The museum director says that future exhibits must show both sides of an issue, and let visitors decide which is right. "I think if they're given choices with regard to what to believe, that's fine. I don't think we have a credo in which we are going to instruct people that that's the way they have to think." said Smithsonian secretary I. Michael Heyman. (127K AIFF sound or 127K WAV sound)

Later, changes were made in the Science in American Life exhibit at the Smithsonian, which featured an anti-nuclear message. Scientists and conservatives said it was too negative.

exhibit programs

At the Library of Congress, there's an empty room where last week stood an exhibit on slavery, scrapped because some library workers found it offensive.

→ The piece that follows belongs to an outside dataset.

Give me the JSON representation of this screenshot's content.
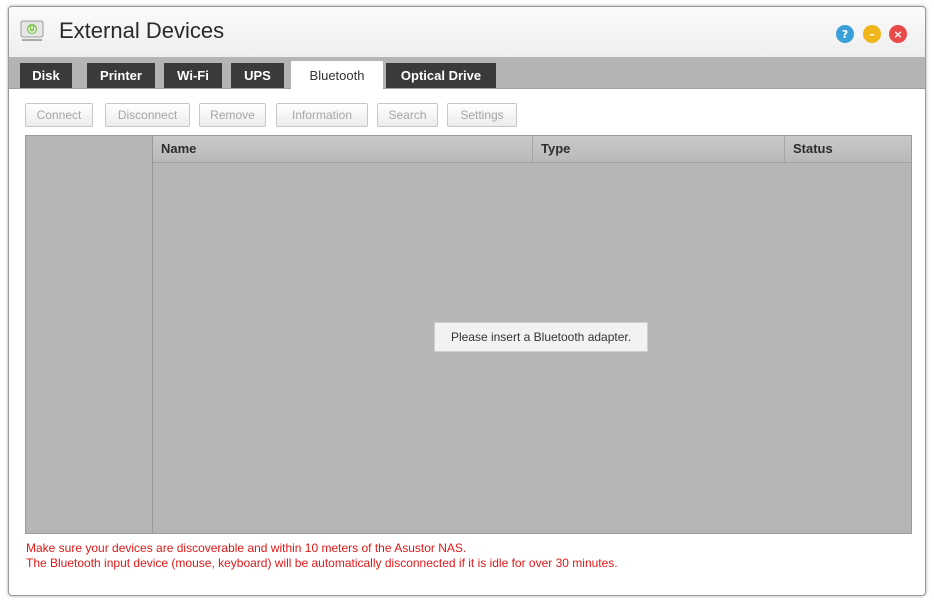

Only weeks earlier, the library postponed indefinitely a Sigmund Freud exhibit after protests from academics who believe his theories have been discredited. The library blames budget pressures.

Freud

John Michael Vlach, curator of the slavery exhibit, said that it sends a message that smacks of censorship. "It says finally that you better bring your asbestos clothes when you go to do an exhibit. We're going to have to broker our information in a way that perhaps is more subtle. But some things can't be subtle."

Why are these exhibits being scaled back, modified, or scrapped? Some say it's a clash between older generations accustomed to celebratory history, and baby-boomers who view events more critically. Others blame a conservative Republican Congress which isn't afraid to use its power over museum budgets to influence their contents.

Insiders insist that there's a price to pay in the push for politically benign exhibits. "If we beat up on the arts and the humanities and the sciences, we are beating up on the possibility that we can work hard to learn something. And that's true of beating up on history as well." said Roger Kennedy, who is the former director of the Smithsonian's American History Museum. (136K AIFF sound or 136K WAV sound)

Like controversial art exhibits, history with a strong critical message may soon be relegated to private museums.